A análise é Alberto Melloni, historiador da Igreja, professor da Universidade de Modena-Reggio Emilia e diretor da Fundação João XXIII de Ciências Religiosas de Bolonha. O artigo foi publicado no jornal Corriere della Sera, 23-06-2013. A tradução é de Moisés Sbardelotto.
Eis o texto.
O Papa Francisco marcou o fim dos primeiros 100 dias de ministério com um gesto que soa como um toque de sinos solene, severo.
Que Francisco não gostava da fatal mundanidade de eventos como o que foi desertado nesse sábado era algo fácil de se entender, mesmo antes de posicionar a sua poltrona branca: essas coisas celebram momentos, mas também relações, e sobre isso a mansa intransigência de Bergoglio foi proverbial desde sempre.
Que Francisco tenha que se preparar ou se defender contra o que vai acompanhar o anúncio das primeiras decisões de governo é razoável: o papa está trabalhando nas primeiras nomeações importantes na Cúria e na Igreja – e também mantém reservados os primeiros "amoveatur" (alguns sem o ritual "promoveatur") – e os mantém reservados não como alguém que espera encontrar consenso, mas como alguém que só quer comunicar a todos que ele não tem pressa: porque sabe tudo sobre todos.
É possível que algo de muito pessoal teve a precedência.
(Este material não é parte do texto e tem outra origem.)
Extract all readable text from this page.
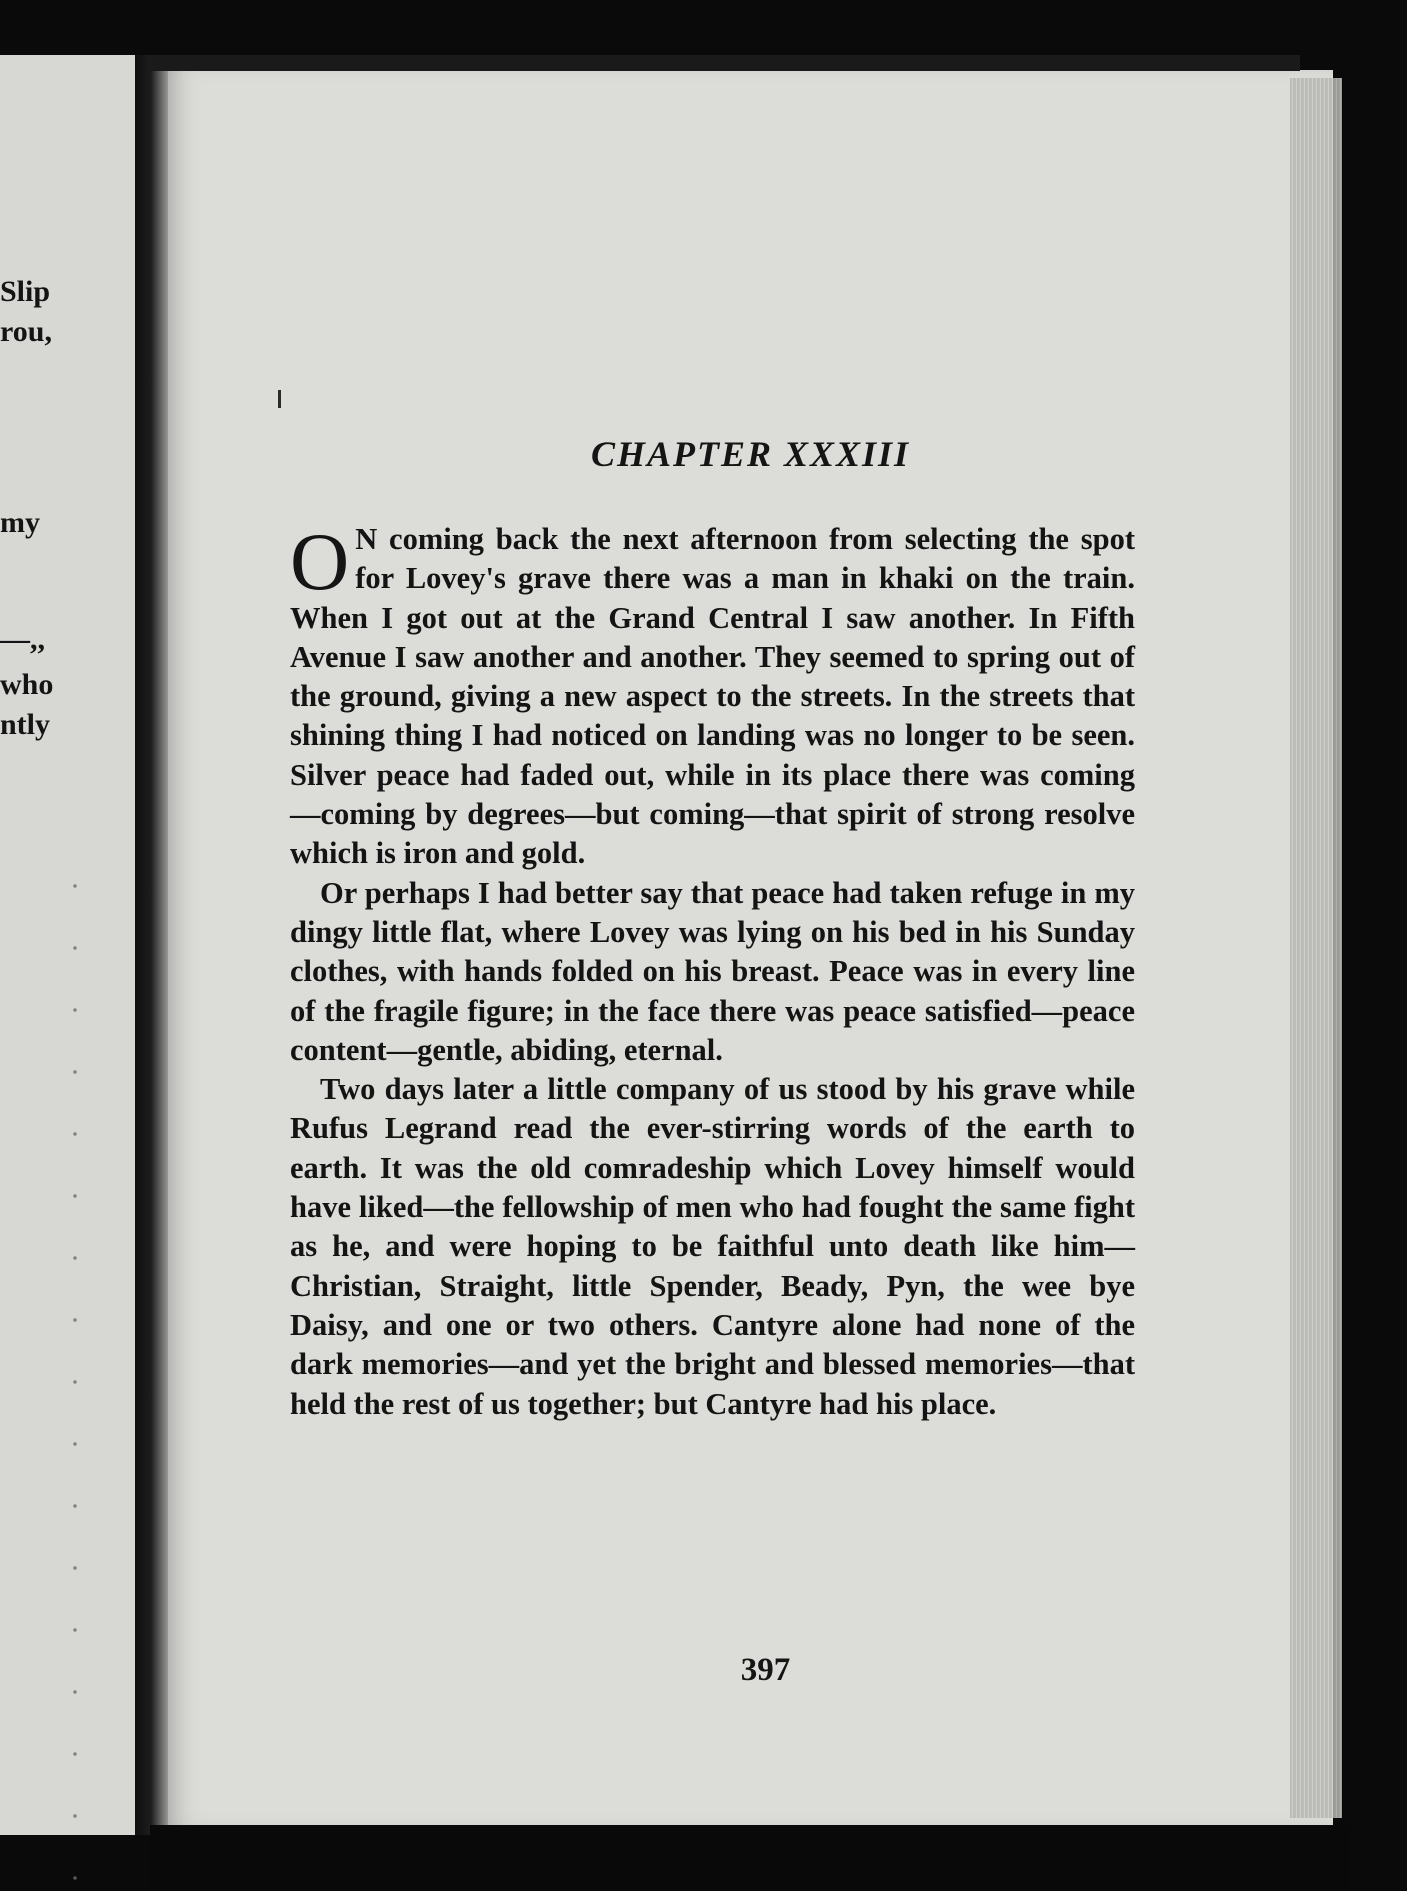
Slip
rou,
my
—,,
who
ntly
CHAPTER XXXIII

O N coming back the next afternoon from selecting the spot for Lovey's grave there was a man in khaki on the train. When I got out at the Grand Central I saw another. In Fifth Avenue I saw another and another. They seemed to spring out of the ground, giving a new aspect to the streets. In the streets that shining thing I had noticed on landing was no longer to be seen. Silver peace had faded out, while in its place there was coming —coming by degrees—but coming—that spirit of strong resolve which is iron and gold.

Or perhaps I had better say that peace had taken refuge in my dingy little flat, where Lovey was lying on his bed in his Sunday clothes, with hands folded on his breast. Peace was in every line of the fragile figure; in the face there was peace satisfied—peace content—gentle, abiding, eternal.

Two days later a little company of us stood by his grave while Rufus Legrand read the ever-stirring words of the earth to earth. It was the old comradeship which Lovey himself would have liked—the fellowship of men who had fought the same fight as he, and were hoping to be faithful unto death like him—Christian, Straight, little Spender, Beady, Pyn, the wee bye Daisy, and one or two others. Cantyre alone had none of the dark memories—and yet the bright and blessed memories—that held the rest of us together; but Cantyre had his place.

397
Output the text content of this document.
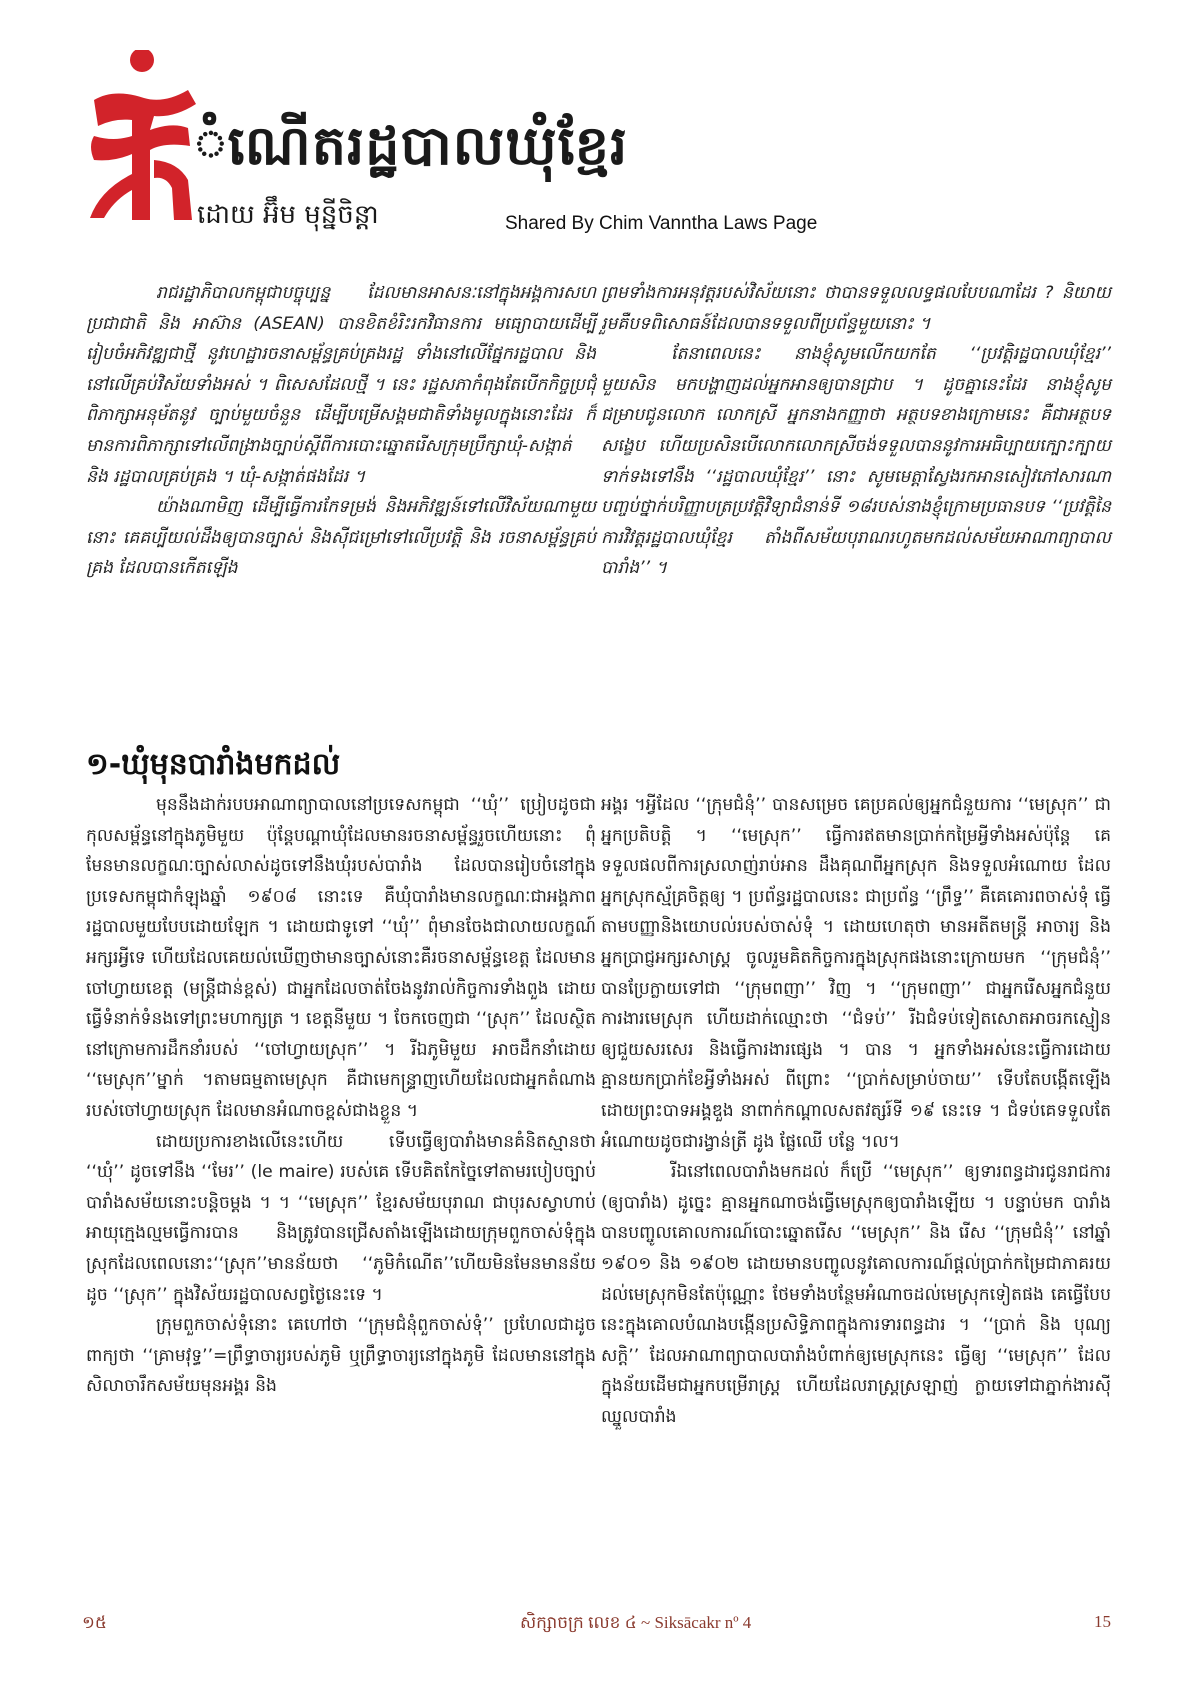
ំណើតរដ្ឋបាលឃុំខ្មែរ
ដោយ អ៊ឹម មុន្នីចិន្តា	Shared By Chim Vanntha Laws Page

រាជរដ្ឋាភិបាលកម្ពុជាបច្ចុប្បន្ន ដែលមានអាសនៈនៅក្នុងអង្គការសហប្រជាជាតិ និង អាស៊ាន (ASEAN) បានខិតខំរិះរកវិធានការ មធ្យោបាយដើម្បីរៀបចំអភិវឌ្ឍជាថ្មី នូវហេដ្ឋារចនាសម្ព័ន្ធគ្រប់គ្រងរដ្ឋ ទាំងនៅលើផ្នែករដ្ឋបាល និងនៅលើគ្រប់វិស័យទាំងអស់ ។ ពិសេសដែលថ្មី ។ នេះ រដ្ឋសភាកំពុងតែបើកកិច្ចប្រជុំពិភាក្សាអនុម័តនូវ ច្បាប់មួយចំនួន ដើម្បីបម្រើសង្គមជាតិទាំងមូលក្នុងនោះដែរ ក៏មានការពិភាក្សាទៅលើពង្រាងច្បាប់ស្តីពីការបោះឆ្នោតរើសក្រុមប្រឹក្សាឃុំ-សង្កាត់ និង រដ្ឋបាលគ្រប់គ្រង ។ ឃុំ-សង្កាត់ផងដែរ ។

យ៉ាងណាមិញ ដើម្បីធ្វើការកែទម្រង់ និងអភិវឌ្ឍន៍ទៅលើវិស័យណាមួយនោះ គេគប្បីយល់ដឹងឲ្យបានច្បាស់ និងស៊ីជម្រៅទៅលើប្រវត្តិ និង រចនាសម្ព័ន្ធគ្រប់គ្រង ដែលបានកើតឡើង

ព្រមទាំងការអនុវត្តរបស់វិស័យនោះ ថាបានទទួលលទ្ធផលបែបណាដែរ ? និយាយរួមគឺបទពិសោធន៍ដែលបានទទួលពីប្រព័ន្ធមួយនោះ ។

តែនាពេលនេះ នាងខ្ញុំសូមលើកយកតែ ‘‘ប្រវត្តិរដ្ឋបាលឃុំខ្មែរ’’ មួយសិន មកបង្ហាញដល់អ្នកអានឲ្យបានជ្រាប ។ ដូចគ្នានេះដែរ នាងខ្ញុំសូមជម្រាបជូនលោក លោកស្រី អ្នកនាងកញ្ញាថា អត្ថបទខាងក្រោមនេះ គឺជាអត្ថបទសង្ខេប ហើយប្រសិនបើលោកលោកស្រីចង់ទទួលបាននូវការអធិប្បាយក្បោះក្បាយ ទាក់ទងទៅនឹង ‘‘រដ្ឋបាលឃុំខ្មែរ’’ នោះ សូមមេត្តាស្វែងរកអានសៀវភៅសារណាបញ្ចប់ថ្នាក់បរិញ្ញាបត្រប្រវត្តិវិទ្យាជំនាន់ទី ១៨របស់នាងខ្ញុំក្រោមប្រធានបទ ‘‘ប្រវត្តិនៃការវិវត្តរដ្ឋបាលឃុំខ្មែរ តាំងពីសម័យបុរាណរហូតមកដល់សម័យអាណាព្យាបាលបារាំង’’ ។

១-ឃុំមុនបារាំងមកដល់

មុននឹងដាក់របបអាណាព្យាបាលនៅប្រទេសកម្ពុជា ‘‘ឃុំ’’ ប្រៀបដូចជាកុលសម្ព័ន្ធនៅក្នុងភូមិមួយ ប៉ុន្តែបណ្តាឃុំដែលមានរចនាសម្ព័ន្ធរួចហើយនោះ ពុំមែនមានលក្ខណៈច្បាស់លាស់ដូចទៅនឹងឃុំរបស់បារាំង ដែលបានរៀបចំនៅក្នុងប្រទេសកម្ពុជាកំឡុងឆ្នាំ ១៩០៨ នោះទេ គឺឃុំបារាំងមានលក្ខណៈជាអង្គភាពរដ្ឋបាលមួយបែបដោយឡែក ។ ដោយជាទូទៅ ‘‘ឃុំ’’ ពុំមានចែងជាលាយលក្ខណ៍អក្សរអ្វីទេ ហើយដែលគេយល់ឃើញថាមានច្បាស់នោះគឺរចនាសម្ព័ន្ធខេត្ត ដែលមានចៅហ្វាយខេត្ត (មន្ត្រីជាន់ខ្ពស់) ជាអ្នកដែលចាត់ចែងនូវរាល់កិច្ចការទាំងពួង ដោយធ្វើទំនាក់ទំនងទៅព្រះមហាក្សត្រ ។ ខេត្តនីមួយ ។ ចែកចេញជា ‘‘ស្រុក’’ ដែលស្ថិតនៅក្រោមការដឹកនាំរបស់ ‘‘ចៅហ្វាយស្រុក’’ ។ រីឯភូមិមួយ អាចដឹកនាំដោយ ‘‘មេស្រុក’’ម្នាក់ ។តាមធម្មតាមេស្រុក គឺជាមេកន្ទ្រាញហើយដែលជាអ្នកតំណាងរបស់ចៅហ្វាយស្រុក ដែលមានអំណាចខ្ពស់ជាងខ្លួន ។

ដោយប្រការខាងលើនេះហើយ ទើបធ្វើឲ្យបារាំងមានគំនិតស្មានថា ‘‘ឃុំ’’ ដូចទៅនឹង ‘‘មែរ’’ (le maire) របស់គេ ទើបគិតកែច្នៃទៅតាមរបៀបច្បាប់បារាំងសម័យនោះបន្តិចម្តង ។ ។ ‘‘មេស្រុក’’ ខ្មែរសម័យបុរាណ ជាបុរសស្វាហាប់ អាយុក្មេងល្មមធ្វើការបាន និងត្រូវបានជ្រើសតាំងឡើងដោយក្រុមពួកចាស់ទុំក្នុងស្រុកដែលពេលនោះ‘‘ស្រុក’’មានន័យថា ‘‘ភូមិកំណើត’’ហើយមិនមែនមានន័យដូច ‘‘ស្រុក’’ ក្នុងវិស័យរដ្ឋបាលសព្វថ្ងៃនេះទេ ។

ក្រុមពួកចាស់ទុំនោះ គេហៅថា ‘‘ក្រុមជំនុំពួកចាស់ទុំ’’ ប្រហែលជាដូចពាក្យថា ‘‘គ្រាមវុទ្ធ’’=ព្រឹទ្ធាចារ្យរបស់ភូមិ ឬព្រឹទ្ធាចារ្យនៅក្នុងភូមិ ដែលមាននៅក្នុងសិលាចារឹកសម័យមុនអង្គរ និង

អង្គរ ។អ្វីដែល ‘‘ក្រុមជំនុំ’’ បានសម្រេច គេប្រគល់ឲ្យអ្នកជំនួយការ ‘‘មេស្រុក’’ ជាអ្នកប្រតិបត្តិ ។ ‘‘មេស្រុក’’ ធ្វើការឥតមានប្រាក់កម្រៃអ្វីទាំងអស់ប៉ុន្តែ គេទទួលផលពីការស្រលាញ់រាប់អាន ដឹងគុណពីអ្នកស្រុក និងទទួលអំណោយ ដែលអ្នកស្រុកស្ម័គ្រចិត្តឲ្យ ។ ប្រព័ន្ធរដ្ឋបាលនេះ ជាប្រព័ន្ធ ‘‘ព្រឹទ្ធ’’ គឺគេគោរពចាស់ទុំ ធ្វើតាមបញ្ញានិងយោបល់របស់ចាស់ទុំ ។ ដោយហេតុថា មានអតីតមន្ត្រី អាចារ្យ និង អ្នកប្រាជ្ញអក្សរសាស្ត្រ ចូលរួមគិតកិច្ចការក្នុងស្រុកផងនោះក្រោយមក ‘‘ក្រុមជំនុំ’’ បានប្រែក្លាយទៅជា ‘‘ក្រុមពញា’’ វិញ ។ ‘‘ក្រុមពញា’’ ជាអ្នករើសអ្នកជំនួយការងារមេស្រុក ហើយដាក់ឈ្មោះថា ‘‘ជំទប់’’ រីឯជំទប់ទៀតសោតអាចរកស្មៀនឲ្យជួយសរសេរ និងធ្វើការងារផ្សេង ។ បាន ។ អ្នកទាំងអស់នេះធ្វើការដោយគ្មានយកប្រាក់ខែអ្វីទាំងអស់ ពីព្រោះ ‘‘ប្រាក់សម្រាប់ចាយ’’ ទើបតែបង្កើតឡើងដោយព្រះបាទអង្គឌួង នាពាក់កណ្តាលសតវត្សរ៍ទី ១៩ នេះទេ ។ ជំទប់គេទទួលតែអំណោយដូចជារង្វាន់ត្រី ដូង ផ្លែឈើ បន្លែ ។ល។

រីឯនៅពេលបារាំងមកដល់ ក៏ប្រើ ‘‘មេស្រុក’’ ឲ្យទារពន្ធដារជូនរាជការ (ឲ្យបារាំង) ដូច្នេះ គ្មានអ្នកណាចង់ធ្វើមេស្រុកឲ្យបារាំងឡើយ ។ បន្ទាប់មក បារាំងបានបញ្ចូលគោលការណ៍បោះឆ្នោតរើស ‘‘មេស្រុក’’ និង រើស ‘‘ក្រុមជំនុំ’’ នៅឆ្នាំ ១៩០១ និង ១៩០២ ដោយមានបញ្ចូលនូវគោលការណ៍ផ្តល់ប្រាក់កម្រៃជាភាគរយដល់មេស្រុកមិនតែប៉ុណ្ណោះ ថែមទាំងបន្ថែមអំណាចដល់មេស្រុកទៀតផង គេធ្វើបែបនេះក្នុងគោលបំណងបង្កើនប្រសិទ្ធិភាពក្នុងការទារពន្ធដារ ។ ‘‘ប្រាក់ និង បុណ្យសក្តិ’’ ដែលអាណាព្យាបាលបារាំងបំពាក់ឲ្យមេស្រុកនេះ ធ្វើឲ្យ ‘‘មេស្រុក’’ ដែលក្នុងន័យដើមជាអ្នកបម្រើរាស្ត្រ ហើយដែលរាស្ត្រស្រឡាញ់ ក្លាយទៅជាភ្នាក់ងារស៊ីឈ្នួលបារាំង

១៥	សិក្សាចក្រ លេខ ៤ ~ Siksācakr nº 4	15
Mas também é evidente que, deixando vazia a sua cadeira no evento que celebrava a fé e algumas vaidades, além disso não insólitas entre os grandes personagens da Cúria, o papa fez um gesto do qual compreendia a dureza.
Esse gesto, por outro lado, foi muito coerente com o estilo que caracterizou esses primeiros 100 dias, como sempre iluminadores e preditivos de um desenvolvimento pontifício inteiro. De fato, se fosse preciso dizer o que foi central nesses dias seria preciso falar justamente do estilo-Francisco (no sentido dado ao termo "estilo" pelo grande teólogo jesuíta Christoph Theobald). O estilo-Francisco foi feito de um uso preciso do tempo, do espaço e do governo.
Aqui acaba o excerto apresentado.